O espiritismo não trata de orientações sexuais
para além da heterossexualidade, nem poderia; à época de sua formulação, os
limites das ciências ainda bem estreitos eram para tanto. Kardec, porém, chegou
a ensaiar instigante tese no artigo inaugural da sua Revista de jan/1866. Disse
o mestre que o espírito se ressentiria da injunção do organismo, o que, segundo
ele, poderia modificar o caráter, por conta da submissão às exigências do
estado de encarnação. Essa influência não desapareceria logo após a morte; a
alma não perderia, pois, instantaneamente, a despeito de já livre, seus gostos
e hábitos terrenos. É assim que sucessivas encarnações num mesmo sexo poderiam
levá-la a fixar caráter masculino ou feminino, cuja marca nela ficaria
impressa. Só depois de atingir certo grau de adiantamento, a repercussão da
matéria no espírito desapareceria e, se assim posso dizer, também essa
sexualidade periférica, pois o espírito, em si, não teria sexo algum, donde
encarnar normalmente em ambas as polaridades a fim de lhes depreender
aprendizados. Se a rota dessa influência segue do corpo à alma, o mesmo se
verificaria da alma ao corpo. Desse modo, o caráter e as inclinações dos
espíritos, quando encarnados, viriam a constituir os homens e as mulheres,
avançados ou atrasados; razão pela qual concluiu Kardec: “Mudando de sexo, sob
essa impressão e em sua nova encarnação, poderá conservar os gostos, as
inclinações e o caráter inerentes ao sexo que acaba de deixar. Assim se
explicam certas anomalias aparentes que se notam no caráter de certos homens e
de certas mulheres”.
Essa tese não chegou a ser submetida ao ensino
geral dos espíritos. O que, no entanto, esse ensino consigna é que a encarnação
se verifica nos dois gêneros para que o espírito possa auferir-lhes a síntese
de experiências. Nosso condicionamento cultural, todavia, tem aposto o selo da
normalidade nesta via exclusiva de mão dupla para a libido: homens a mulheres e
vice-versa. Ora; Kardec chama o que disso se afasta de anomalia, é verdade;
contudo anomalia aparente. E por quê? Ele mesmo já o dissera. O espírito pode
conservar gostos, inclinações e caráter do sexo que haja ocupado por vidas a
fio e, assim, manifestá-los a despeito de nova e inversa condição física. Isso,
para Kardec, nada mais é que efeito esperado e, portanto, aparentemente
anômalo, porque corresponderia, na natureza, apenas a mais um entre tantos
nexos causais, cujo desvelo o mestre enxergou, de novo, no mais determinante
motor de seu pensamento filosófico, quase ausente nos espíritas
anglo-americanos: a reencarnação. Presumível consequência, então, do histórico
da causalidade espiritual. Tão só. Dessarte, Kardec não condena a
homoafetividade; tenta explicá-la. Nada lhe recomenda, por sinal, que já não o
faça a todo o gênero humano: desmaterialização dos hábitos, moderação dos
apetites grosseiros. Reprovar a homoafetividade? Forçar Kardec a reprová-la?

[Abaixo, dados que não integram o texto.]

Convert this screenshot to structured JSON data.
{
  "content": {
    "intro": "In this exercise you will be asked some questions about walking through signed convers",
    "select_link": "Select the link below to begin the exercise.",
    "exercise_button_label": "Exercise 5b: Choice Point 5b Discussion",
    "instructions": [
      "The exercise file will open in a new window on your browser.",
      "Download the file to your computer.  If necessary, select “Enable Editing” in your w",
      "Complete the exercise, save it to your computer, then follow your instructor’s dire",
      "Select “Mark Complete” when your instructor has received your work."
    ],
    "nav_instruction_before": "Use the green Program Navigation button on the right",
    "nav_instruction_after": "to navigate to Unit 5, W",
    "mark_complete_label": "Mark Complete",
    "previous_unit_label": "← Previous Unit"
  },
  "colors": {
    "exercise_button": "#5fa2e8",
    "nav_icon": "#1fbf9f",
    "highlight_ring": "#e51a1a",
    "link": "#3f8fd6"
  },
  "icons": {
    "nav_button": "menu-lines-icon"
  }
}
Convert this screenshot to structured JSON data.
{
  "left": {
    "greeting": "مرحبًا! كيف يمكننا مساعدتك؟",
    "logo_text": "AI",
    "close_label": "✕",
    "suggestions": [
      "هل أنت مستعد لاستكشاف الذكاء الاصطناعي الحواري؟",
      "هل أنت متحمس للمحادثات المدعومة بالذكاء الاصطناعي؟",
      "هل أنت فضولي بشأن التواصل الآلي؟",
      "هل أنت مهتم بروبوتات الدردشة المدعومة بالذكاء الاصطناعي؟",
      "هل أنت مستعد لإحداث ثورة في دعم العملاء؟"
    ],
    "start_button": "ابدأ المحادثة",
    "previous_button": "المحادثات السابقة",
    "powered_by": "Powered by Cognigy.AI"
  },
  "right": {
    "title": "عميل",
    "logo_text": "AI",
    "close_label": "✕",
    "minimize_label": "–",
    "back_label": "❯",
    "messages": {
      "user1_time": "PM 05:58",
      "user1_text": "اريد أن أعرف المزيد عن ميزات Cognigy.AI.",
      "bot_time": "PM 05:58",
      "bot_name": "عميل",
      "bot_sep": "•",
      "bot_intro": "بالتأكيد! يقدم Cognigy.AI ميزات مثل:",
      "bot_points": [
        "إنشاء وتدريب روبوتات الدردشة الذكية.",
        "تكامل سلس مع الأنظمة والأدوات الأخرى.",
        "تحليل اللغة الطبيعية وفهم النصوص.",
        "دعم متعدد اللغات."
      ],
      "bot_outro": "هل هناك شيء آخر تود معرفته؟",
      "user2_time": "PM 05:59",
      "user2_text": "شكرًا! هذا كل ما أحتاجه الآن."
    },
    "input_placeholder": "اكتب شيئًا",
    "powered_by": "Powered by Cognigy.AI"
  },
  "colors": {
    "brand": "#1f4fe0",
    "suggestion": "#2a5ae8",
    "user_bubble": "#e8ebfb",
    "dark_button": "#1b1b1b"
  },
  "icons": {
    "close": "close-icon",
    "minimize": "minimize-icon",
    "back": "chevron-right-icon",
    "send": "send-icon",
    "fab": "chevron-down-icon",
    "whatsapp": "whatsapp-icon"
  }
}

Nem uma coisa nem outra. Fraternalmente, amemo-nos uns aos outros, sem
distinção. A sensibilidade ética que sempre mais nos eleva, pelo senso de
justiça e compaixão que possamos vivenciar conforme Jesus: eis o que importa.
fonte: http://sergioaleixo.blogspot.com.br/2017/03/
É importante se tomar nota de que a reencarnação é lei de harmonia. Portanto, é natural que quando o indivíduo transita de uma potencialidade a outra - masculina ou feminina - poderá deixar traços de matizes variáveis hígidas, no arcabouço psicológico do reencarnante. É sobre isso que Kardec se refere, e não a busca que certos indivíduos procuram atender na área da sexualidade, com parceiros do mesmo sexo, ativa e passivamente. Esse entendimento leva aos espíritas a agirem como de hábito; com sentimentos de respeito indistintamente, presente o ensinamento de Jesus de nos amarmos uns aos outros.